On rare occasions, people have reported a bad experience with nitrous oxide. Usually this is due to oversedation – getting too much N2O in the mix.
This is easily reversible by reducing the amount of N2O. For example, a few people have reported auditory and “physical” hallucinations, dizziness, or vertigo. Don’t panic if you should experience this.
While these symptoms are usually due to the N2O concentration being too high for you, the machines used nowadays have built-in safety features preventing an accidental overdose. Nonetheless, these sensations can be unpleasant – let your dentist know asap about any unpleasant sensations or symptoms so that they can adjust the percentage of N2O.
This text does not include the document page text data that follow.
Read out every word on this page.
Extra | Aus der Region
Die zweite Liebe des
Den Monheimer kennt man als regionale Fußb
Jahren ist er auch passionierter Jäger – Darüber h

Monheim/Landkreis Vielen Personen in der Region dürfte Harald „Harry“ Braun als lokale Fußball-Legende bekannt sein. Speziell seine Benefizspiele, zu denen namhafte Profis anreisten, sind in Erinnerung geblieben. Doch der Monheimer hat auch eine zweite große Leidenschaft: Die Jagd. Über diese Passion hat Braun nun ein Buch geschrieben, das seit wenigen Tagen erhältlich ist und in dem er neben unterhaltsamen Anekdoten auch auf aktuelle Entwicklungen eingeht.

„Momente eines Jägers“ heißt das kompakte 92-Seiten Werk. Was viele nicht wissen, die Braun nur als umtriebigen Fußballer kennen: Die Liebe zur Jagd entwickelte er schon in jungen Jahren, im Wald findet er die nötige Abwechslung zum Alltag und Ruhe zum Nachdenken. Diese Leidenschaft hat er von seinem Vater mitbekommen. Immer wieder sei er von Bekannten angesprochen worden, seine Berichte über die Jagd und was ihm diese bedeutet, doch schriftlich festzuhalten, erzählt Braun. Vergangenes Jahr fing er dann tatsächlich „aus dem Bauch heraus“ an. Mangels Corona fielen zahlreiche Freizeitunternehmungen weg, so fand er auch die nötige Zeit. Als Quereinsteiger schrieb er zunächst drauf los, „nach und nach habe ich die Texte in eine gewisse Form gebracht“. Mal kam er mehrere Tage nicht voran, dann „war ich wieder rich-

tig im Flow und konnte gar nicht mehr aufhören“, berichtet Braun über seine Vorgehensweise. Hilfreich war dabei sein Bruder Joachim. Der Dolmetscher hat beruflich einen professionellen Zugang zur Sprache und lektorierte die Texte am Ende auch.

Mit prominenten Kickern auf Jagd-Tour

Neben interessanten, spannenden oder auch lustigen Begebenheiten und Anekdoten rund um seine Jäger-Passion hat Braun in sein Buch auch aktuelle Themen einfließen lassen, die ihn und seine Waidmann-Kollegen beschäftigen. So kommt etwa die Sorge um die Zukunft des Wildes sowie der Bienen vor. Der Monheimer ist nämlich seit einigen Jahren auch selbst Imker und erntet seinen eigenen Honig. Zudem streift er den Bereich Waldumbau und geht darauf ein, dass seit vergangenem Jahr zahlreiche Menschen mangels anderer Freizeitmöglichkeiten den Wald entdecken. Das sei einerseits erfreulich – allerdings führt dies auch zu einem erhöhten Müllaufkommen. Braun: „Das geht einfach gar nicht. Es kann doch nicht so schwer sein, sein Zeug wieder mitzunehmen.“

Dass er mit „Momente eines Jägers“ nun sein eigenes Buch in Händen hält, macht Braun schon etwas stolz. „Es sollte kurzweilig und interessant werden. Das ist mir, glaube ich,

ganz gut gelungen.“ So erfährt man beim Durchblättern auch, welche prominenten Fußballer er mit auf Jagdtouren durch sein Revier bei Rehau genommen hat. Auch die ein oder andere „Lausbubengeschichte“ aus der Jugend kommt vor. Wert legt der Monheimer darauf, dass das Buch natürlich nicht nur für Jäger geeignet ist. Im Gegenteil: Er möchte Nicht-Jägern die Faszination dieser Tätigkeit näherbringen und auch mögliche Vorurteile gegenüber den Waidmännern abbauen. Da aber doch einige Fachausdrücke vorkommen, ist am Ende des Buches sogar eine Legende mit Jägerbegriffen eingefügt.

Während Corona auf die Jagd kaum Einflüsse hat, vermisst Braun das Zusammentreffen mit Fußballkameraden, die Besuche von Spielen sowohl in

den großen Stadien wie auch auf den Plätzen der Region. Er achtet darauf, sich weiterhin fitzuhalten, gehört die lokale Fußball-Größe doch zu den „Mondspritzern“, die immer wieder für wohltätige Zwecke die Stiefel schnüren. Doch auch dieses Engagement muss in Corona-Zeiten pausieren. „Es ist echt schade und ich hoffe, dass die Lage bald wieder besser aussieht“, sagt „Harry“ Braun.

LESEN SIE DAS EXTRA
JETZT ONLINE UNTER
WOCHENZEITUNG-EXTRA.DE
Laughing, becoming giddy, crying, or uncoordinated movements are other signs that the NO2 concentration is too high, but these will easily be spotted by your dentist. Alternatively, just rip the mask off your nose!
Don’t confuse “dizziness” with the normal feeling of lightheadedness which many people who’ve never had N2O before experience after maybe 60 or 90 seconds. The feeling of lightheadedness will pass as the concentration of N2O is increased. Some experts in this field (e. g. Stanley Malamed) argue that nitrous oxide should always be “titrated”. This means gradually increasing the percentage of nitrous oxide in the N2O – O2 mix until a comfortable level is reached.
The reason why titration should ideally be used every single time is because of potential adverse effects in the event of oversedation (including flashbacks of traumatic past events, as well as physical ill-effects). However, other experts (e.g. Fred Quarnstrom) say that it’s ok to use a mix based on prior experience (a concentration which a particular patient has experienced as pleasant during previous appointments).
Quite a lot of dentists do this because it’s quicker. The problem with this approach is that tolerance can vary from visit to visit, depending on both psychological and physiological factors. What is experienced as pleasant varies from person to person and from day to day.
And once a person has been oversedated, they may come to dislike nitrous oxide so much that they don’t want to try it again.